Test ATP : attaques dissimulées avec ransomwares et voleurs d'informations
Les cybercriminels affinent en permanence leurs techniques d’attaque, les optimisant ou les combinant pour lancer de nouvelles vagues de piratage. Dans le cadre du test actuel Advanced Threat Protection (ATP), les experts d’AV-TEST ont testé la capacité des produits de protection à détecter et à repousser ces nouvelles techniques d’attaque. En laboratoire, 6 produits pour utilisateurs particuliers et 8 solutions pour entreprises ont été mis à l’épreuve pour démontrer leur efficacité à parer les attaquants. Dans le test, les attaquants utilisent les techniques de résolution API dynamique, de DLL-sideloading, de masquage de commandes PowerShell ScriptBlockAst et se dissimulent dans des outils Windows courants. Le test montre que certains produits de protection ont du mal avec ces techniques d’attaque et ne leur résistent pas toujours.

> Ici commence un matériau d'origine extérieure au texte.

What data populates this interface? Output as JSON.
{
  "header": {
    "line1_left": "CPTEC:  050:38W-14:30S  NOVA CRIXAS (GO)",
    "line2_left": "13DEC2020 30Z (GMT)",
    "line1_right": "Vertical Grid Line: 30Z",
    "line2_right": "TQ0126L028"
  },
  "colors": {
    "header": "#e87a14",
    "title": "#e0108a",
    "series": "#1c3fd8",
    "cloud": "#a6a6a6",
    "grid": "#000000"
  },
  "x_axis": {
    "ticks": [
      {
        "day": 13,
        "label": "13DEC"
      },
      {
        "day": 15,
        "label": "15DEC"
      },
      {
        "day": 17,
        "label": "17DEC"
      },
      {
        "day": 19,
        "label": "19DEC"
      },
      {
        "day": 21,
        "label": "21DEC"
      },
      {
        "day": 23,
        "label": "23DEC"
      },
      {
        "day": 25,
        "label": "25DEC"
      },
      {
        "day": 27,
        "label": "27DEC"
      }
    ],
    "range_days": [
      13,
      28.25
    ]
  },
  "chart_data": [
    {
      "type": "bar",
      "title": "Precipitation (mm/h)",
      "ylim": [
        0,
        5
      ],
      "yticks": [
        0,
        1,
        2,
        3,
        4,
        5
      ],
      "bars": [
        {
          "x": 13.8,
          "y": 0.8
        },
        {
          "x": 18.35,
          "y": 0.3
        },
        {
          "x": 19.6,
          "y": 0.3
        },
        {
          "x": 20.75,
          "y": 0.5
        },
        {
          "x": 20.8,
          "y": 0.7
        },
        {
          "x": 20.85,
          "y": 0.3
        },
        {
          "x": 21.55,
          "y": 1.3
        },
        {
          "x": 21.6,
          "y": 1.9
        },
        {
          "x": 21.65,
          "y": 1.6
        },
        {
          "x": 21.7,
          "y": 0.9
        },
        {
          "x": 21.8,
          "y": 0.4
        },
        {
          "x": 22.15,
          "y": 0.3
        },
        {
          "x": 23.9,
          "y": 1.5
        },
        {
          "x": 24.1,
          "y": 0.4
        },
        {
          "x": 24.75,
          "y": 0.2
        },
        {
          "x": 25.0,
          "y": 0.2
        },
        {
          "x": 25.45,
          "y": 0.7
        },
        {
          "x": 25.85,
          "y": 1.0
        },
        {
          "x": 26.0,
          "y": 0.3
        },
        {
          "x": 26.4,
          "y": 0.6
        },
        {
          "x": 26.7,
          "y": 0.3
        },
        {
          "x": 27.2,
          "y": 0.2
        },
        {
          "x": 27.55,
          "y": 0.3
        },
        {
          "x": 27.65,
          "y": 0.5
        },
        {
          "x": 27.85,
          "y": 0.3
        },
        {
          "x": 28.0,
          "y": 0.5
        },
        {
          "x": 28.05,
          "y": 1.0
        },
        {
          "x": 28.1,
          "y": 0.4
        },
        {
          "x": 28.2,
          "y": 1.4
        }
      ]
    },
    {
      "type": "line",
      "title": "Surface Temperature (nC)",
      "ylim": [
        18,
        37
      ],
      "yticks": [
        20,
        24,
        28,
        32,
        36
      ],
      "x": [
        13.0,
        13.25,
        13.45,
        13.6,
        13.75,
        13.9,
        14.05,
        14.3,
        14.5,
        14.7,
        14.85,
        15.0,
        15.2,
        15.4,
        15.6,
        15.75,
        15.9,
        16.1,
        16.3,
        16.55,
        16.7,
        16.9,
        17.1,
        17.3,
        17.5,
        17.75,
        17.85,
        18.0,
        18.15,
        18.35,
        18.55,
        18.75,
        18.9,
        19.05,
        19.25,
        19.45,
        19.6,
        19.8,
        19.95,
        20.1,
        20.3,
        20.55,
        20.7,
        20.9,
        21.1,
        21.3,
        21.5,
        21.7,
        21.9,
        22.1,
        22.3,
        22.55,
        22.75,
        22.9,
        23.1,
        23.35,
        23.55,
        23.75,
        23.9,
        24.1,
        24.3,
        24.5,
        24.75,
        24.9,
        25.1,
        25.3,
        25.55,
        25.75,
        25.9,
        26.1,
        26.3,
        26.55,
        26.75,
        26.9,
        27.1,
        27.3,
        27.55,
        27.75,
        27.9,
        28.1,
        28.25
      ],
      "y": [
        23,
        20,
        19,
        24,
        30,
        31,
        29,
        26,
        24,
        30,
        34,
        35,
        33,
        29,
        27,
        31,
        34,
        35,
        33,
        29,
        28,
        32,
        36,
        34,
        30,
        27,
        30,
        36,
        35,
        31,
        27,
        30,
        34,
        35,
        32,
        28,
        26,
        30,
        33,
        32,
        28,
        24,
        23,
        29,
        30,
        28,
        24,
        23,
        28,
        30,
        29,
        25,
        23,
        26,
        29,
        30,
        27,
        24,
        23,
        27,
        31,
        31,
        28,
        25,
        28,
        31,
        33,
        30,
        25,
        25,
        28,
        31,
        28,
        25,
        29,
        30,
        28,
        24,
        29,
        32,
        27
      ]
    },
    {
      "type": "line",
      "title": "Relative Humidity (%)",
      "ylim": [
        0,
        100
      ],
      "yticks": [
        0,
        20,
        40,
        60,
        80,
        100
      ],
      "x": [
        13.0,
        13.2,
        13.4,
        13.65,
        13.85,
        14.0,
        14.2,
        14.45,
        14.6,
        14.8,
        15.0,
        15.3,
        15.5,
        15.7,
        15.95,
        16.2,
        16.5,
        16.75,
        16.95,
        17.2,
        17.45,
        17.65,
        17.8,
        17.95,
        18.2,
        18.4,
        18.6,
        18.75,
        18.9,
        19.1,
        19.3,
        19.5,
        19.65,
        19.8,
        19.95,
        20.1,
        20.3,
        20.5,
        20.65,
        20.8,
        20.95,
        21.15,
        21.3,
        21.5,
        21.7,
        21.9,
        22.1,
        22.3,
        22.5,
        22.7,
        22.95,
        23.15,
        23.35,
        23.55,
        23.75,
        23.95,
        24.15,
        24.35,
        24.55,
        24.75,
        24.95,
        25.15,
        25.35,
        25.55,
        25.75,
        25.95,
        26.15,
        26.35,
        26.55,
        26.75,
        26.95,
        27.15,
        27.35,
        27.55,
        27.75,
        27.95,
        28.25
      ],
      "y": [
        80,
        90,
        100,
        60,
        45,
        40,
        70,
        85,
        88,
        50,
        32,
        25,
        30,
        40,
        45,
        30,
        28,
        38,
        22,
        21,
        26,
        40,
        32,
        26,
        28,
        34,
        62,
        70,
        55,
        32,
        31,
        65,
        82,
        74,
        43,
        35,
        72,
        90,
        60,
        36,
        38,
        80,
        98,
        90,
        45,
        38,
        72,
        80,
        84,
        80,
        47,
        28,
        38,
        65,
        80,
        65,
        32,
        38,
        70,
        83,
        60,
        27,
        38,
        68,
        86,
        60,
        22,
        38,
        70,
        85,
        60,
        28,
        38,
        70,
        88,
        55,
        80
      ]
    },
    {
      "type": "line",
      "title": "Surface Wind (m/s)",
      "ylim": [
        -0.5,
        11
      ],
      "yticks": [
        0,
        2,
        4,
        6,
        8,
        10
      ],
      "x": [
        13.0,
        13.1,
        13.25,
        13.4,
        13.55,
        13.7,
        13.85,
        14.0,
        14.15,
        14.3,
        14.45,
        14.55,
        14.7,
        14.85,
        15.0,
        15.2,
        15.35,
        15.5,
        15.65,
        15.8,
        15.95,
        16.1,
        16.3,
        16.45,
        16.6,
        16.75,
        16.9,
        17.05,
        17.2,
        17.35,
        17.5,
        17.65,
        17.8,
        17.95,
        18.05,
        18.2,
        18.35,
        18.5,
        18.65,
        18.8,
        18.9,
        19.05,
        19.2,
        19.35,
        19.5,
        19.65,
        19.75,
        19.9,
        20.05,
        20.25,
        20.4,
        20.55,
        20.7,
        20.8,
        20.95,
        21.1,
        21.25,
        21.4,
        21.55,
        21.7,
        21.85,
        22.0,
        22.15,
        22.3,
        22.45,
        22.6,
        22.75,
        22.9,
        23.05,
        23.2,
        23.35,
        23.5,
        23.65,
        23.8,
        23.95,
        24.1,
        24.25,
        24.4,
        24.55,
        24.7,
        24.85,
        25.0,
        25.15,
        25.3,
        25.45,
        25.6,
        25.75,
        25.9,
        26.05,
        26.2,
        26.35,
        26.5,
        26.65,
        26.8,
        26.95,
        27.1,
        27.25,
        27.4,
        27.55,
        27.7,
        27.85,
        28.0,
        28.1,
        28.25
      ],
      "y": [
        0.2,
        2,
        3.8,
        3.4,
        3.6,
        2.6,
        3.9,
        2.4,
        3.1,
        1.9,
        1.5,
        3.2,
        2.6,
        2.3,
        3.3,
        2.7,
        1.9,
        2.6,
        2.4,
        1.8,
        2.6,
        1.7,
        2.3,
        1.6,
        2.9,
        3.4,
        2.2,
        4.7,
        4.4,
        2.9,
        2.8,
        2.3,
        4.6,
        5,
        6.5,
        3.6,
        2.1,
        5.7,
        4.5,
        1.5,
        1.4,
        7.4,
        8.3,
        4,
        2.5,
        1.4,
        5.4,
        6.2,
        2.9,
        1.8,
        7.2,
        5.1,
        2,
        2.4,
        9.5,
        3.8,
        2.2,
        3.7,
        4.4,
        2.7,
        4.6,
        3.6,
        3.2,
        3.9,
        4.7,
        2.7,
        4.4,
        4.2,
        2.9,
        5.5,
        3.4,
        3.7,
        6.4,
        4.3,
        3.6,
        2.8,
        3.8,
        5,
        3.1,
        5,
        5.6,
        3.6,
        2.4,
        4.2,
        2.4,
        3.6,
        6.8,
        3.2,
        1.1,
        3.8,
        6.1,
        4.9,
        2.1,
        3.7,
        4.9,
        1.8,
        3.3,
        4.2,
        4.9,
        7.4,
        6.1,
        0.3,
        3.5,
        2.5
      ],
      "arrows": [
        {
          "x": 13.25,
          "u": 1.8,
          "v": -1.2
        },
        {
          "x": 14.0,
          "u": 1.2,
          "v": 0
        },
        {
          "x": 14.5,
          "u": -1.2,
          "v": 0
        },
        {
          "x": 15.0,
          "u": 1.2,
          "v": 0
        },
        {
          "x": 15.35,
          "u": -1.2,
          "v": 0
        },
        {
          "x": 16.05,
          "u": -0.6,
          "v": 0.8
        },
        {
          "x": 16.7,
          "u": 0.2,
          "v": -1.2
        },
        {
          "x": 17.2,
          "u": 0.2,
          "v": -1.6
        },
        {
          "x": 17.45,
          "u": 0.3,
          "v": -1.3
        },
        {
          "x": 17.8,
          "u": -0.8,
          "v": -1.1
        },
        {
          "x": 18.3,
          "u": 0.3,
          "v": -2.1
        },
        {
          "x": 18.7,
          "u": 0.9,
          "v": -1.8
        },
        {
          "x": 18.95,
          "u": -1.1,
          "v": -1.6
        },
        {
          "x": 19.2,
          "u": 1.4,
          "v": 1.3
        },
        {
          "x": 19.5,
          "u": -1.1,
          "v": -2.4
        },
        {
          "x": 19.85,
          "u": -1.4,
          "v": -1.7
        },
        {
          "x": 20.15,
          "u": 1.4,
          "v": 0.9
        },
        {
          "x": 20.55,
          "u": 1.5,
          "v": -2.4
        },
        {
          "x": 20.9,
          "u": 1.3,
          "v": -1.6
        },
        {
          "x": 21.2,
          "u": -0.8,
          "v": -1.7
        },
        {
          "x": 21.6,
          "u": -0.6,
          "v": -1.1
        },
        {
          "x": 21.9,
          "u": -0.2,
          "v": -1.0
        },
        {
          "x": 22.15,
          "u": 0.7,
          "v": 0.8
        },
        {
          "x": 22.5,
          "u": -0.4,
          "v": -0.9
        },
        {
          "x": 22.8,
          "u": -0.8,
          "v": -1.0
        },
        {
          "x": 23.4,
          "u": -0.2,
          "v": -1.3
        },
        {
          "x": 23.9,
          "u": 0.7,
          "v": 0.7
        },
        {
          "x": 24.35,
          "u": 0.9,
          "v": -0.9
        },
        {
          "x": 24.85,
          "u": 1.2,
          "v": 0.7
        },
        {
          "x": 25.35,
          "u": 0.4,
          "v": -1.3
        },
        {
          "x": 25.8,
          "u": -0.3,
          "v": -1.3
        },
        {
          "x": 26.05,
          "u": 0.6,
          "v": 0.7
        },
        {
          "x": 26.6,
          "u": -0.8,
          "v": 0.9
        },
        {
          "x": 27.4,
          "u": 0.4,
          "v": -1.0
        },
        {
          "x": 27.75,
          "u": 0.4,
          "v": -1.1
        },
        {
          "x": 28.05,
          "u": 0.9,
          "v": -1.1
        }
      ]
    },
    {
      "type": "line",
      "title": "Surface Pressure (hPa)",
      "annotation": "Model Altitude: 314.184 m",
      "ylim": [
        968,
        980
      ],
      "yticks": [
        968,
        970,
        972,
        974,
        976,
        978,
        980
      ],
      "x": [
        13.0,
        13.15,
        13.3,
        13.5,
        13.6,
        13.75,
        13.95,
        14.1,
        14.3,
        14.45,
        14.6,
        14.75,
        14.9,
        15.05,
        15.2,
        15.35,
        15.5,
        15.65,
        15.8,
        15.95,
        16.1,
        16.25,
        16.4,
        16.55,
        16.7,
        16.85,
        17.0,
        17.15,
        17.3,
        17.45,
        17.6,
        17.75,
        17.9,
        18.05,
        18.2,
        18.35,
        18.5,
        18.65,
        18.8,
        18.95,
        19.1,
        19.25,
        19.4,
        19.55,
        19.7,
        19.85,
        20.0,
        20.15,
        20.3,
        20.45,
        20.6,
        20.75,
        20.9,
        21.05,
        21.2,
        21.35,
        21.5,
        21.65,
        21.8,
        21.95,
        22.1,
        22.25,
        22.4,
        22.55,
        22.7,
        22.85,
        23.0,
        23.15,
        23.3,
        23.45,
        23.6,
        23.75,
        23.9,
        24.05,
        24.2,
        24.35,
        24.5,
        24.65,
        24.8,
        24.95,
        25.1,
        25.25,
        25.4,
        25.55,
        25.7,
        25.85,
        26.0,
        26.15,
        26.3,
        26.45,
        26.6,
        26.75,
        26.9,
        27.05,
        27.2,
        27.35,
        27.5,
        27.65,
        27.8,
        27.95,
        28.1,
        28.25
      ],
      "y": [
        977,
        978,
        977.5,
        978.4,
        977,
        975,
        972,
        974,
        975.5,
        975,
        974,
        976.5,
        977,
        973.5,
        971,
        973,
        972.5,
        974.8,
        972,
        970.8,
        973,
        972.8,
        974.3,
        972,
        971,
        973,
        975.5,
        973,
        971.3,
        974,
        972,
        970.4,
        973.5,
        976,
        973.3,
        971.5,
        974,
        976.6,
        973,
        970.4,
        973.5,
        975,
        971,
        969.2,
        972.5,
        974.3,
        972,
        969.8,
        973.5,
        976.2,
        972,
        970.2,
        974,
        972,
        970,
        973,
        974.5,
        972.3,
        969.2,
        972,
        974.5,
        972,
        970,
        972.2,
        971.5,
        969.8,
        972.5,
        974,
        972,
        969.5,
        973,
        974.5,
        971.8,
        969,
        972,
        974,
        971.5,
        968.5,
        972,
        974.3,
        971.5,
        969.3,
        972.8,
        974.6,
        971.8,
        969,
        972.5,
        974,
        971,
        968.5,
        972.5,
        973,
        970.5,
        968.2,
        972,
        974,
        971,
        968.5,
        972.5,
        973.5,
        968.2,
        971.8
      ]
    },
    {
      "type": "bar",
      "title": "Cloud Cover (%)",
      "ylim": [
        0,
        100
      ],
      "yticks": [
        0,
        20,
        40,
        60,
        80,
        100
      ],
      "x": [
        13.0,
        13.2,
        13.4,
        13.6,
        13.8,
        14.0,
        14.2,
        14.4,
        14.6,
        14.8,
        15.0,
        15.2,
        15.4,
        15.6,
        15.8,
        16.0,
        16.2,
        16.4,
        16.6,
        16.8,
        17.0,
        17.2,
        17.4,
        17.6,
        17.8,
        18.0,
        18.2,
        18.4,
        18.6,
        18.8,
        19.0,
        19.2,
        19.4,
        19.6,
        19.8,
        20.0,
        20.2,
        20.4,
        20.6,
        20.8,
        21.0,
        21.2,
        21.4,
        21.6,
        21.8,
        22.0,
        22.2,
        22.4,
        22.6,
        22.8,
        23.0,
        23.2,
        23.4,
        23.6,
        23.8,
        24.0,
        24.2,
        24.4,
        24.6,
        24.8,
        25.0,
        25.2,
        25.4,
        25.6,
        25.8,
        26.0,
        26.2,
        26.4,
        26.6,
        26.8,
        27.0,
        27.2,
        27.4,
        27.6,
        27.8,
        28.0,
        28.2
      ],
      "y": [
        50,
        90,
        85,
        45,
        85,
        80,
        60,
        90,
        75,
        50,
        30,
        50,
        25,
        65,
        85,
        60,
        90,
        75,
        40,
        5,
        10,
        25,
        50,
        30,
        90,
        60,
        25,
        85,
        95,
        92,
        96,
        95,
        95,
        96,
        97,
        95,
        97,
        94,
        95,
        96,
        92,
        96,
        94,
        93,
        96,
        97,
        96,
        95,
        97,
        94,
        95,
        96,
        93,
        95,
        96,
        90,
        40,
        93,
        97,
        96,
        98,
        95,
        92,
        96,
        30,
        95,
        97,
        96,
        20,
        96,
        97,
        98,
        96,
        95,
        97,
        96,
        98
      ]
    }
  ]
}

Dans les tests Advanced Threat Protection (ATP), il ne s’agit pas uniquement de détecter un virus. Il s’agit plutôt de voir si un produit de sécurité est capable de combiner ses différents composants de manière à détecter et à repousser également les attaques dissimulées. 6 suites de protection destinées aux particuliers et 8 solutions de sécurité pour entreprises ont été mises sur le banc d’essai pour ce test avancé. Le test a été réalisé de juillet à août 2024 sous Windows 10.
Dans l’actuel test Advanced Threat Protection, les suites de protection pour particuliers testées sont celles d’Avast, AVG, F-Secure, McAfee, Microsoft et NPAV. Du côté des solutions pour entreprises, ce sont les produits d’Avast, Check Point, Kaspersky (avec 2 versions), Microworld, Qualys, Trellix et WithSecure qui sont en lice.
Dans le test ATP, 5 échantillons de ransomwares et 5 échantillons de voleurs de données sont mis en scène dans 10 scénarios d'attaque réalistes. Ces attaquants utilisent des techniques spéciales ou les combinent entre elles. Nous en détaillerons les aspects techniques un peu plus loin.
Le résultat du test montre que face aux attaquants, tous les logiciels de protection ne sont pas à la hauteur. Néanmoins, le test montre aussi qu’il existe des produits capables d’agir de manière structurée et sûre dans les scénarios les plus perfides, et donc de repousser chaque agresseur.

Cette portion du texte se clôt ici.